One of the more controversial aspects of Win Shares is the way in which it gives credit to fielders (and pitchers). In a nutshell, Bill James wasn’t sure enough of his system to let it really work. He put boundaries on the overall impact fielding could have for a team, and he also didn’t give fielders any negative fielding claim points.
As a result, it seems that Win Shares doesn’t truly value great fielders. It recognizes them, but doesn’t credit them with enough impact. To look at this a bit more closely, I thought we might use the case of Ozzie Smith.
Now, Win Shares certainly does recognize that Ozzie Smith was a great fielder. He racked up 139 fielding Win Shares in his career, which is the fourth-highest total ever (behind Rabbit Maranville, Bill Dahlen and Honus Wagner).

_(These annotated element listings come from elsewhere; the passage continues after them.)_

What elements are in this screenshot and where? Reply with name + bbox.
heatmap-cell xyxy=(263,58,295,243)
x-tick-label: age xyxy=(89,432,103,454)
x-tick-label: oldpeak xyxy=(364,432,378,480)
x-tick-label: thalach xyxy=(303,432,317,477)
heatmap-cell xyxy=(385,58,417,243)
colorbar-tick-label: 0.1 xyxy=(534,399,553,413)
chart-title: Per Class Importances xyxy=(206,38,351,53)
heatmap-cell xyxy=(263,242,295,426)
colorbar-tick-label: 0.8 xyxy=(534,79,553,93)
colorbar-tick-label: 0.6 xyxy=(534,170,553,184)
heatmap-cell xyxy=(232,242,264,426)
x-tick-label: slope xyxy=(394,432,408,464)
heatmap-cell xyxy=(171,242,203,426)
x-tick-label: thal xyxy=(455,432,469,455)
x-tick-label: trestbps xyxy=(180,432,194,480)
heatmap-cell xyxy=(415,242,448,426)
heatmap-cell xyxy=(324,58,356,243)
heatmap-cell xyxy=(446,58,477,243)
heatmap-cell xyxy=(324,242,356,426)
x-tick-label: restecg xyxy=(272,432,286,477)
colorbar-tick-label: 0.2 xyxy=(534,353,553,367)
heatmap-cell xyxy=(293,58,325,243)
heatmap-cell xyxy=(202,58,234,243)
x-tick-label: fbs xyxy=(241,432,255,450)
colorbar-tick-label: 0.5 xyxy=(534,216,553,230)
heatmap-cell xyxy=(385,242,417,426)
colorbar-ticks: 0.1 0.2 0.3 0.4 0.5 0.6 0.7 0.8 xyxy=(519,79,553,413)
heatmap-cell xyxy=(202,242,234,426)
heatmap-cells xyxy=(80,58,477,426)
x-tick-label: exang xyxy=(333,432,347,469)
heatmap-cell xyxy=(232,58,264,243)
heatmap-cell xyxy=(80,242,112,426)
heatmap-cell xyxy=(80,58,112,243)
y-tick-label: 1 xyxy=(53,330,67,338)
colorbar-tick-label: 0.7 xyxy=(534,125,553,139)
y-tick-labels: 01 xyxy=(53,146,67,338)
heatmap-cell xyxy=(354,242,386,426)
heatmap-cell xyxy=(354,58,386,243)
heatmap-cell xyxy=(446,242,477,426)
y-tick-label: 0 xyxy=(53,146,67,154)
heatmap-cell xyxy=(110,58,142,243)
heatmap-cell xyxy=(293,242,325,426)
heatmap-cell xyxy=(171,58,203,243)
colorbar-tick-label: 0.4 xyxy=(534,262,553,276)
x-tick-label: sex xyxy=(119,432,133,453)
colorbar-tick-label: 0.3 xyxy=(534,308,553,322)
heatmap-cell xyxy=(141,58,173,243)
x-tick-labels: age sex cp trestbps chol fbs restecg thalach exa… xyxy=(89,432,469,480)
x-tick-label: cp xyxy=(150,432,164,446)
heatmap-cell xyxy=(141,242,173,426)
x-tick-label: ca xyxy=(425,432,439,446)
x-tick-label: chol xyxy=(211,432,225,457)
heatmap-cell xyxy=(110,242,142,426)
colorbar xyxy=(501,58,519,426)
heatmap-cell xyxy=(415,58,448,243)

But we can dig deeper than that, thanks to some research conducted by Chris Dial a few months ago.
Chris took Ozzie’s Zone Ratings for the years 1987 to 1996 (the second half of his career). Using the data, Dial estimates that Smith saved 156 runs over how an average shortstop would perform in the field. That’s a tremendous total for a fielder, particularly considering that this represented the “decline phase” of Ozzie’s career.
How can we use this to evaluate Win Shares? Well, let’s first take a specific year, 1988. No reason; just a good year. Dial estimates that Smith saved 23 runs more than the average shortstop in 1988. Let’s translate.
In Win Shares, an average shortstop who played every inning of every game would accrue six fielding Win Shares. In 1988, Smith was credited with eight Win Shares, two more than average. Is two enough of an edge for the Wizard of Ahs?
As a general rule, ten runs saved adds a win to the team. Smith saved 23 runs, or contributed 2.3 wins more than the average shortstop. Each win equals three Win Shares, so Smith actually contributed 7 Win Shares above average. Add back the six Win Shares of the average fielder and you can see that Ozzie should have been credited with 13 fielding Win Shares, not eight. He was shortchanged five Win Shares.
Win Shares provided a great public service by including the impact of fielding, something that only a few other statistics do. But for the Ozzie Smiths, Rabbit Maranvilles and Adam Everetts, it didn’t get it right.
Ozzie had the equivalent of almost 15 full seasons of play. If, as you say, an average SS would rack up 6 WS per 162 GP, then an average SS playing for 15 years would rack up 90 WS. If he has 139 career WS, that gives Ozzie +49 WS above the average SS, or +16 wins. Roughly +160 runs.
Chris Dial has +156 runs, starting from 1987!
I think it’s fair to say that Ozzie was worth at least +250 runs above the average SS. So, WS is about 100 runs short, 10 wins short, or 30 WS short, on Ozzie’s fielding.
Posted by tangotiger on 01/30 at 05:23 PM
Right. I’ll write it up in my THT article this week, but I assumed 300 RAA for Ozzie in his career, and 44 Win Shares short.
Clay Davenport’s FRAA appears to have Ozzie just about right.